MY DEAR SECRETARY (1949)

Indie producer Harry Popkin turned out some impressive low-budget dramas (D.O.A./’50; AND THEN THERE WERE NONE/’45), but he hasn’t a clue on this romantic screwball comedy. It’s painfully unfunny, a boulevard farce from (rightfully) unsung scripter/megger Charles Martin about best-selling author Kirk Douglas & best-bud Keenan Wynn auditioning a series of secretaries for sport. But when Laraine Day takes the position, romance gets the upper hand. There’s nothing particularly wrong with the set-up, they even use the built-in sexism to highlight a pre-feminist plot turn when Day turns out the better manuscript. If only the execution wasn’t so gruesomely labored. Helen Walker maintains some dignity as Kirk’s Ex, but everyone else overplays madly, trying to squeeze laughs between the moldering dialogue & mismatched close-ups.
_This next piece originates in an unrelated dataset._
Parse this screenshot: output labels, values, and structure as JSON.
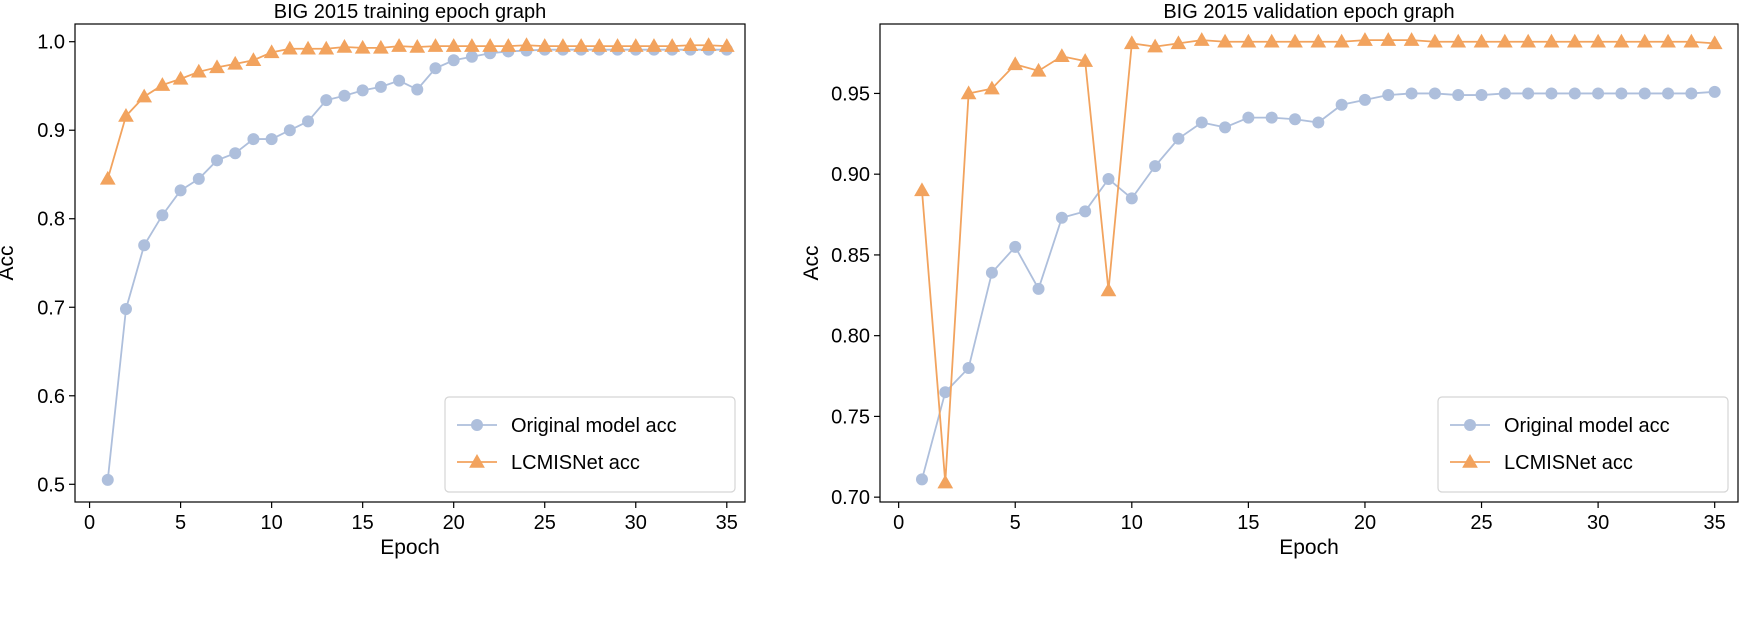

Day looks positively rattled and the more than decent supporting cast (Rudy Vallee, Alan Mowbray, Irene Ryan!, Florence Bates, Grady Sutton) can barely generate a chuckle. (Special mention to the art director, Rudi Feld, who designed the ugliest nightclub in romantic-comedy history.) NOTE: Lots of subfusc Public Domain DVDs on this one. If you must, try IMAGE/Corinth which looks fine if you tamp down the brightness level.

WATCH THIS, NOT THAT: The classic Battle-of-the-Sexes comedy from the period is George Cukor’s ADAM’S RIB with Tracy & Hepburn sparking off the Gordon/Kanin script.